La ministre des Affaires municipales, Andrée Laforest, a déposé le 10 avril dernier, le projet de loi 57 « visant à protéger les élus et favoriser l’exercice sans entraves de leurs fonctions.»

Un objectif louable

Nous reconnaissons qu’il est fort important de préserver le droit à un environnement de travail sans harcèlement ou violence. Toutefois, le projet semble mélanger autant des individus violents à l’égard des personnes élues que des groupes communautaires qui font des actions collectives pour influencer des décisions politiques.

Des entraves aux actions démocratiques

Le projet de loi permettrait de donner des amendes à des individus qui « entravent indûment l’exercice [des] fonctions ou portent atteinte [au] droit à la vie privée » des élus⁠. Cette définition floue englobe autant une personne menaçant une personne élue, mais également un individu qui tente de faire entendre son opinion politique, bien qu’elle puisse déranger l’élu concerné. Ce sont deux choses complètement différentes!

Quel est l’objectif?

Est-ce qu’on veut réellement lutter contre les violences vécues par les personnes élues ou limiter la parole de la population et des mouvements sociaux lorsqu’ils ne sont pas d’accord? Nous sommes en droit de nous poser la question dans le climat actuel où les réactions à la contestation sociale sont plutôt négatives. Récemment, un groupe communautaire s’est même vu menacé de poursuite pour avoir fait une campagne de lettres à un élu.

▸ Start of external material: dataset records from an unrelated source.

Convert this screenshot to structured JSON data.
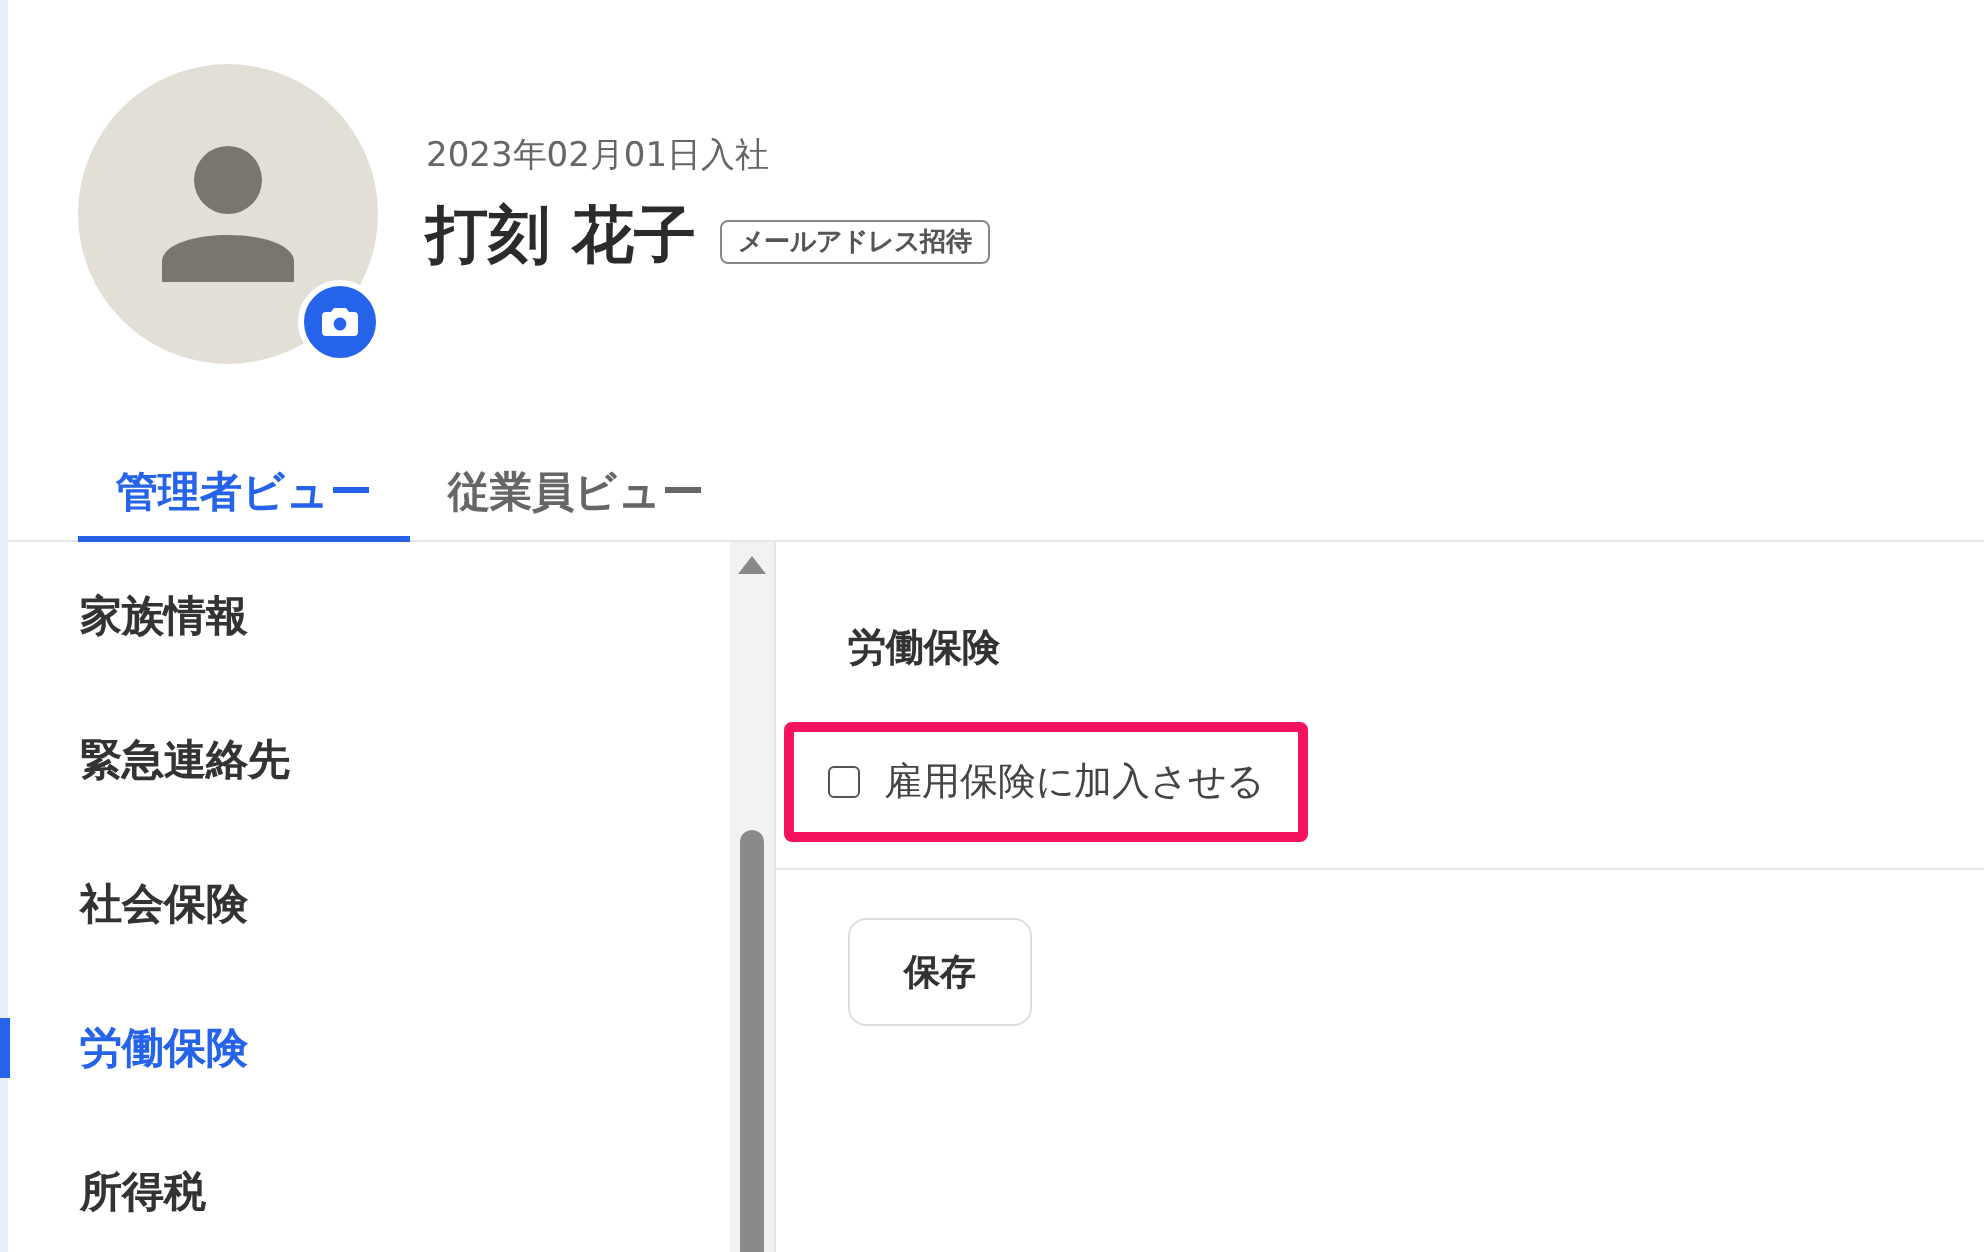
{
  "profile": {
    "joined": "2023年02月01日入社",
    "name": "打刻 花子",
    "badge": "メールアドレス招待"
  },
  "tabs": [
    {
      "label": "管理者ビュー",
      "selected": true
    },
    {
      "label": "従業員ビュー",
      "selected": false
    }
  ],
  "sidebar": {
    "items": [
      {
        "label": "家族情報",
        "selected": false
      },
      {
        "label": "緊急連絡先",
        "selected": false
      },
      {
        "label": "社会保険",
        "selected": false
      },
      {
        "label": "労働保険",
        "selected": true
      },
      {
        "label": "所得税",
        "selected": false
      }
    ]
  },
  "section": {
    "title": "労働保険",
    "checkbox": {
      "label": "雇用保険に加入させる",
      "checked": false,
      "highlighted": true
    },
    "save_button": "保存"
  }
}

L’action politique des groupes communautaires est essentielle

Les personnes élues sont en situation de pouvoir. Elles prennent part aux décisions et leur voix est largement entendue dans les médias. Ce n’est que très peu le cas des gens qui fréquentent les groupes communautaires : pensons aux personnes bénéficiaires de l’aide sociale, celles en situation d’itinérance ou aux personnes âgées évincées par centaines. C’est pourquoi l’action politique, notamment dirigée à l’endroit des personnes élues, est essentielle. L’action politique permet de s’exprimer, possiblement être entendu et respecté, de faire malgré les obstacles à la participation au système politique.

L’action politique moteur de notre démocratie

Le projet de loi 57 soulève de vives inquiétudes et des questionnements importants quant à la place de la population dans nos institutions démocratiques lorsqu’elle souhaite faire valoir une position politique. L’action politique constitue un contrepoids au pouvoir de l’État et permet de mettre en lumière les angles morts des décisions politiques. Les voix des personnes principalement concernées doivent être entendues pour que notre démocratie soit saine et représentative.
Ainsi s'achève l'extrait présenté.